YAML is a Weird Beast
“YAML is a weird beast.”
Someone’s comment on a PR months ago triggered my curiosity.
I use YAML daily for configuration files: OpenAPI specs, Helm charts, Symfony configs, Spring Boot properties… yet I’d never questioned its inner workings.
How complex could a configuration format really be?
Instead of just accepting it, I decided to dive deep and understand why YAML earned this reputation.
So I did what any curious developer would do: I implemented a YAML parser from scratch in PHP
.
Is my parser 100% spec-compliant? No.
Was that the goal? Also no.
The goal was understanding. Learning what’s actually possible with YAML beyond basic key-value pairs. And what I discovered was fascinating.
Beyond Simple Configs: YAML’s Hidden Features
Tags: Extending YAML’s Type System
Did you know YAML supports tags?
Beyond predefined tags like !!str, !!int, !!map, and !!seq, you can define custom tags to represent specialized types.
Want to load environment variables? Include external files? Represent custom objects?
Tags make it possible.
database:
host: !env DATABASE_HOST
port: !env DATABASE_PORT
credentials: !include credentials.yaml
Anchors and Aliases: DRY Configuration
YAML lets you define reusable content with anchors (&) and reference it later with aliases (*).
This works for simple values:
First occurrence: &anchor Value
Second occurrence: *anchor
And even complex structures with circular references:
person: &person
name: John
spouse: *spouse
spouse: &spouse
name: Jane
spouse: *person
The Merge Key: Inheritance in YAML
The merge key << isn’t part of the YAML 1.2 spec, but it’s widely supported and incredibly useful for creating configuration variants:
default: &default
host: localhost
port: 3306
development:
<<: *default
database: dev_db
production:
<<: *default
database: prod_db
It even supports merging multiple aliases with overrides:
---
- &CENTER { x: 1, y: 2 }
- &LEFT { x: 0, y: 2 }
- &BIG { r: 10 }
- # Merge one map
<<: *CENTER
r: 10
label: center
- # Merge multiple maps
<<: [ *CENTER, *BIG ]
label: center/big
- # Merge multiple maps
<<: [ *CENTER, *LEFT ]
r: 4
label: center/left
- # Override
<<: [ *BIG, *LEFT, { r: 1 } ]
x: 2
label: center/left/small
Multi-Document Files
A single YAML file can contain multiple documents separated by ---:
---
name: Document 1
value: 123
---
name: Document 2
value: 456
You can also use the document end marker ... to explicitly terminate documents and define per-document directives:
%YAML 1.2
---
name: Document 1
value: 123
...
%YAML 1.1
%TAG !mytag! tag:example.com,2000:app/
---
name: Document 2
value: !mytag!customValue value
...
Explicit Key Notation: When Keys Get Complex
Most YAML users never encounter explicit key notation, but it’s essential when your key itself is a complex structure:
- sun: yellow
- ? earth: blue
: moon: white
Or in its weirdest form: a single scalar as an explicit key followed by an empty key:
{
? foo :,
: bar,
}
Weird, right?
YAML 1.2: A JSON Superset
Here’s something that surprised me: YAML 1.2 is a complete superset of JSON.

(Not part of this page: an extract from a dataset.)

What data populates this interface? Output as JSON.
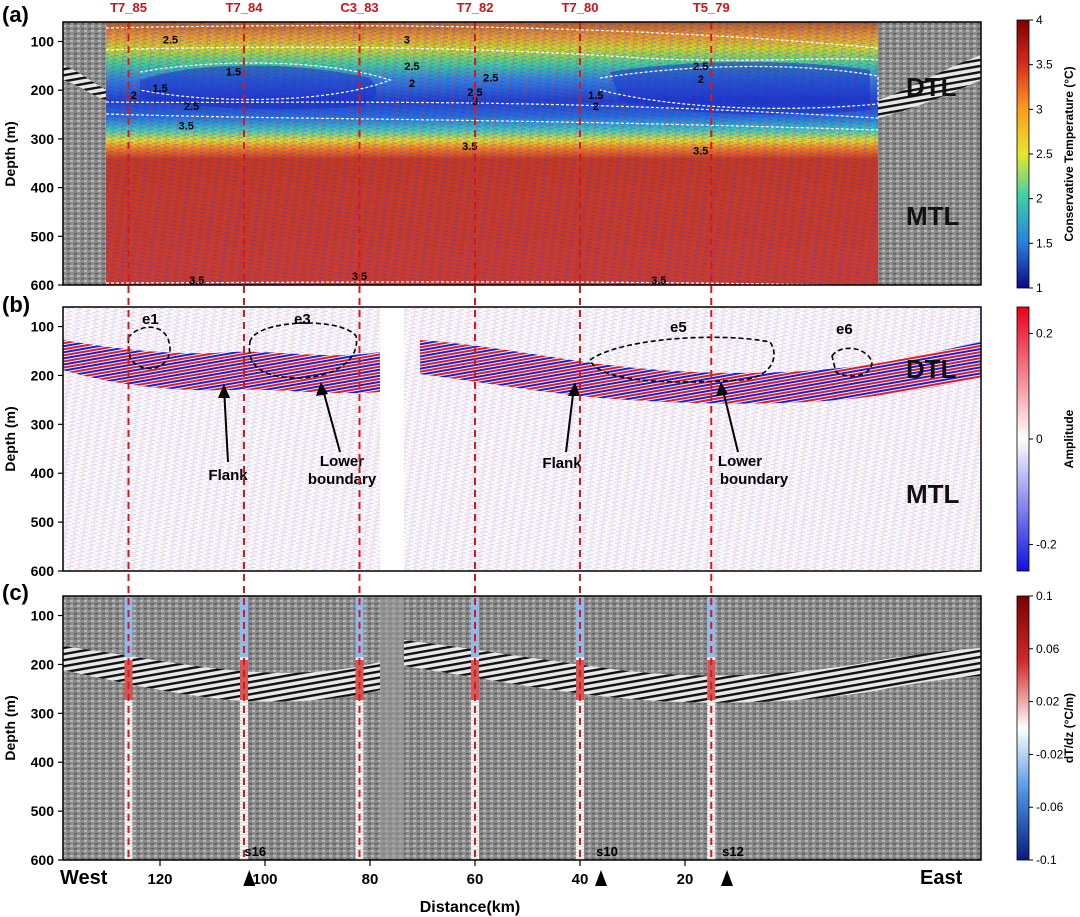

This means every valid JSON document is also valid YAML 1.2.
You can literally paste JSON into a YAML 1.2 parser, and it will work without any modifications.
# This is valid YAML 1.2
{
"name": "John Doe",
"age": 30,
"hobbies": ["reading", "coding"],
"address": {
"city": "Berlin",
"country": "Germany"
}
}
This compatibility makes migration between formats seamless and allows you to gradually adopt YAML’s features while maintaining JSON compatibility where needed.
This shows YAML is very flexible.
But is it too flexible?
The Real Beast: Complexity and Ambiguity
And here’s the weirdest thing about YAML: its sheer complexity and countless edge cases.
The specification itself isn’t always clear and is sometimes contradictory.
While building my parser, I had to make judgment calls on how to handle ambiguous cases.
I tried to follow the specification as closely as possible, but practical implementation sometimes required deviating from it.
That’s when I truly understood the comment from the PR I mentioned earlier.
YAML’s flexibility comes at the cost of predictability.
Conclusion
YAML is indeed a weird beast.
It’s simultaneously simple enough for basic configs and complex enough to represent intricate data structures with custom types, inheritance, and cross-references.
Would I recommend using all these features in production? Probably not.
But understanding what’s possible helps you make informed decisions about when to use YAML and when to choose something simpler.
If you’re curious about the implementation details, check out my PHP YAML parser on GitHub
.
It’s not perfect, but it taught me everything I wanted to know about YAML’s quirks and complexities.